Walt, chief executive officer for the Nevada Rural Counties Retired & Senior Volunteer Program (RSVP), began her term on the CCSD Board of Trustees’ in January. She represents District 6 and said she looks forward to asking questions about the processes at the board and school levels. She also hopes she’ll be approached by others when they have their own inquiries or thoughts.

“I have an educational background,” she said. “And in being on the school board, the timing never seemed to be right with government. It’s an 8-to-5 job and I need to be flexible where I could do school visits and whatnot. Also, just because of where we are with education right now, I believe with teacher retention and recruitment — and student attendance is so extremely important — I just felt with the experience and being in the community, I just felt at this time … I think that being involved and that diversified involvement, I would hope parents and students would feel comfortable coming to me.”

At RSVP, Walt manages the overall strategic, fiscal, operational, government and community relations of the organization. She previously served as executive director for the Nevada Commission for Women and directed the implementation of the statewide celebrations of the 100th anniversary of women achieving the right to vote. She also served as a Carson City supervisor from 2009 to 2012.

Walt is a mother of four who at one point all attended Carson City public schools. Her older twins have graduated, but her daughter Gracie, now a senior, is preparing to graduate from Carson High School and looks forward to attending the University of Idaho while her youngest, Kael, a sophomore, continues as a Senator and plays soccer. Walt said her children sacrificed time to work hard in school as the shelter-in-place mandates came down at the beginning of the pandemic early in 2020.

Now she wants to help Carson City’s schools by focusing on its policies as a trustee. She said it would take some time to learn the school board’s process and would start by exploring staff members’ key concerns, especially among those who are leaving their positions or considering other opportunities. She also hopes to address the bus driver shortage and to shorten CCSD’s walk radius, extended last August from 2 miles to 2.5 miles for middle and high school students for the 2022-23 school year.

“Obviously, if teachers are leaving and going to another job or exploring another career and going to another district, I would like to know why,” she said. “I’d ask, ‘What spurs you to leave the district or even the teaching career?’ Again, it’s going to take a team. Employee health overall is so important.”

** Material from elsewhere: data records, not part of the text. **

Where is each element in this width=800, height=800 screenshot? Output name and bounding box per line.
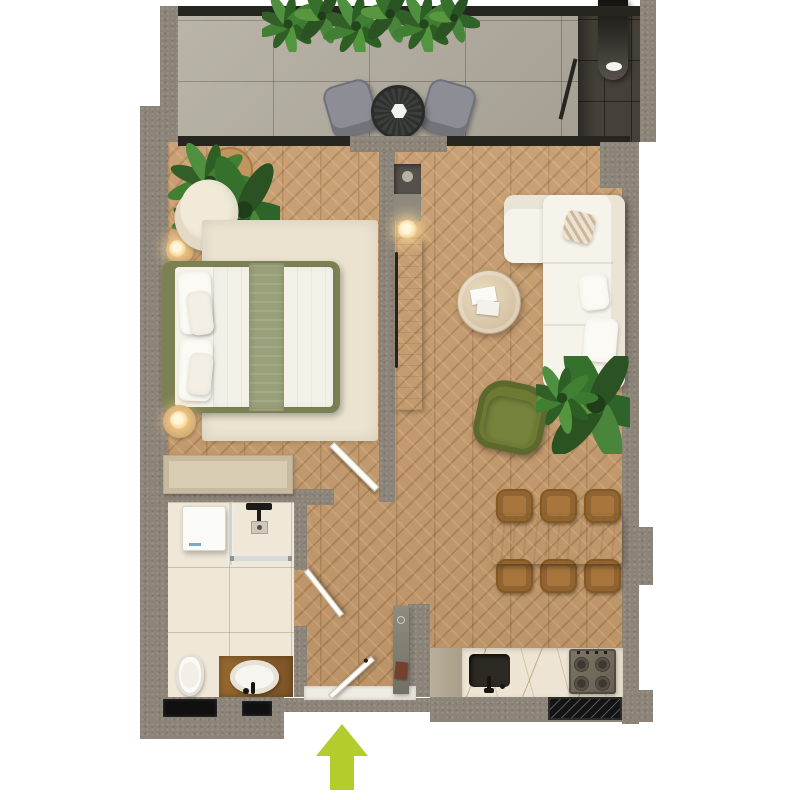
console-book [394,661,408,679]
dining-table [493,515,622,564]
nightstand-lamp [170,411,188,429]
console-decor-ring [397,616,405,624]
sofa-seam-1 [543,262,613,264]
wall-right-corner-block [600,142,639,188]
soap-bottle [500,684,505,689]
drain-pipe-glint [606,62,622,71]
wall-hall-kitchen [408,604,430,697]
burner-1 [574,657,589,672]
burner-3 [574,676,589,691]
cooktop-knobs [577,651,607,654]
entrance-arrow-stem [330,756,354,790]
balcony-hanging-plants [262,0,480,52]
wardrobe-handle [395,252,398,368]
bedroom-dresser [163,455,293,494]
living-room-plants [536,356,630,454]
shower-drain [251,521,268,534]
kitchen-tall-cabinet [430,648,464,697]
drain-pipe-niche [578,16,640,142]
entrance-arrow-head [316,724,368,756]
table-decor [391,104,407,118]
wall-t-junction [350,136,447,152]
coffee-table [457,270,521,334]
toilet [176,654,204,696]
bistro-table [371,85,425,139]
wardrobe-column [393,239,422,410]
burner-4 [595,676,610,691]
sink-faucet [251,682,255,694]
drain-dot [257,525,262,530]
toilet-seat [181,662,199,688]
bathroom-window-1 [163,699,217,717]
gas-cooktop [569,649,616,694]
wardrobe-accent-lamp [398,220,417,239]
wall-right-pillar-notch [637,527,653,585]
sage-throw-runner [249,263,284,411]
faucet-knob [243,688,249,694]
wall-bottom-entry-strip [282,698,432,712]
wardrobe-mid-section [394,194,421,221]
washing-machine [182,506,226,551]
kitchen-faucet-base [484,688,494,693]
floor-plan [0,0,800,800]
bathroom-window-2 [242,701,272,716]
double-bed [162,261,340,413]
dining-chair-6 [584,559,621,593]
sofa-pillow-white-1 [578,272,610,311]
kitchen-faucet [487,676,491,691]
niche-decor [402,171,413,182]
wall-bathroom-right-upper [292,502,307,570]
green-armchair-seat [481,393,539,448]
dining-chair-5 [540,559,577,593]
hallway-console [393,606,409,694]
washer-display [189,543,201,546]
dining-chair-4 [496,559,533,593]
bed-pillow-small-2 [186,352,214,396]
wall-balcony-right [640,0,656,142]
door-handle [363,658,369,664]
magazine-2 [476,300,499,316]
shower-head [246,503,272,510]
wardrobe-display-niche [394,164,421,194]
kitchen-vent-window [548,697,622,720]
shower-glass-door [230,556,292,561]
burner-2 [595,657,610,672]
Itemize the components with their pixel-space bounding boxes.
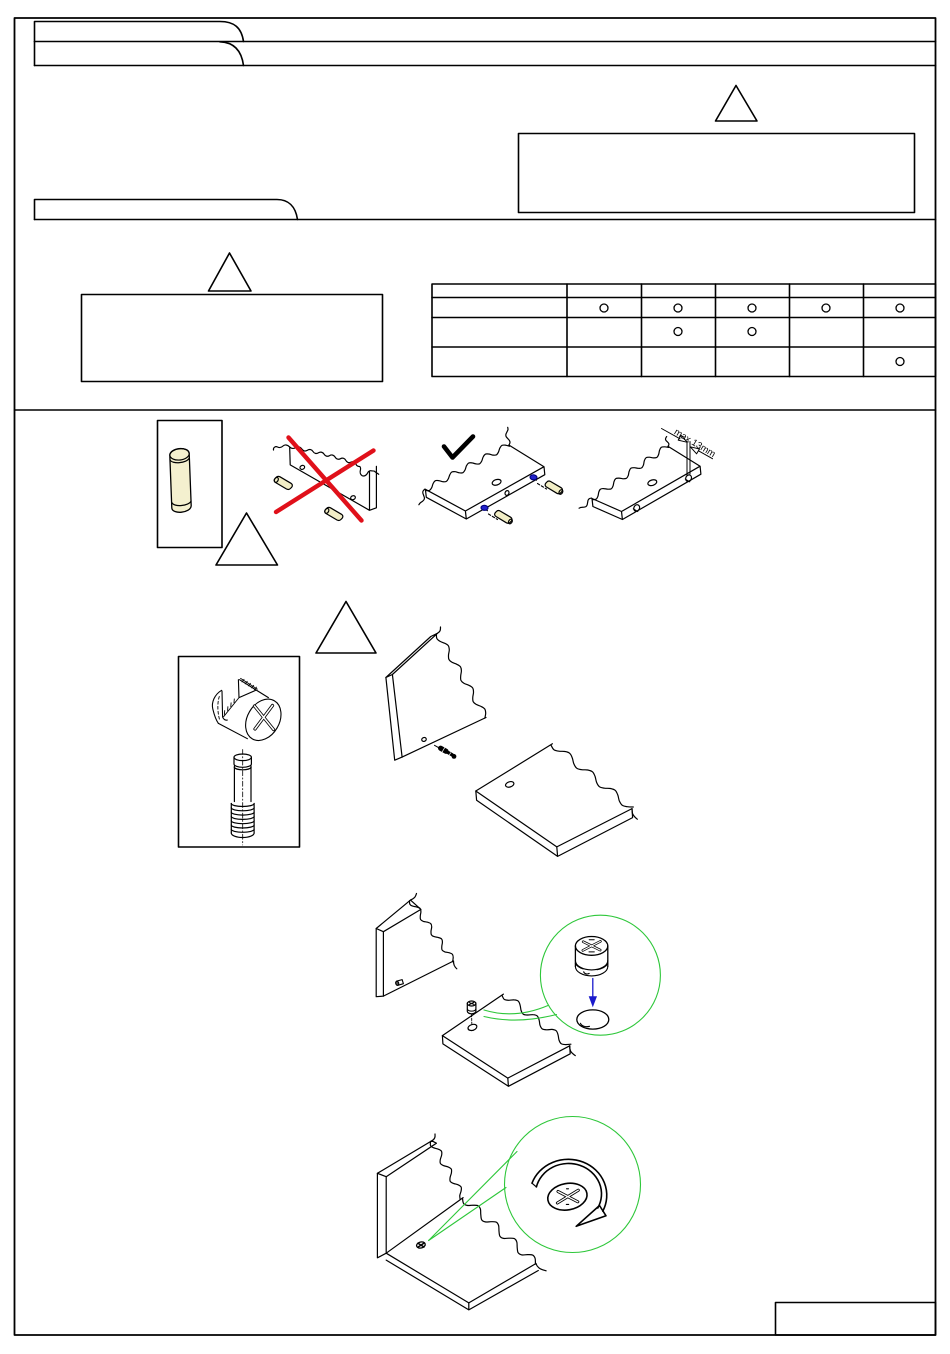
svg-text:max.13mm: max.13mm (672, 426, 718, 459)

Walt said she encourages anyone to speak up or reach out about school district issues.

“I’m in a place where I can listen and bring those concerns to the superintendent and to the school board, whether those concerns are positive or negative, and celebrate the good the schools are doing and at the same time ask if changes do need to be made and if we hope to recruit and retain good teachers,” she said. “I hope I sell our community.”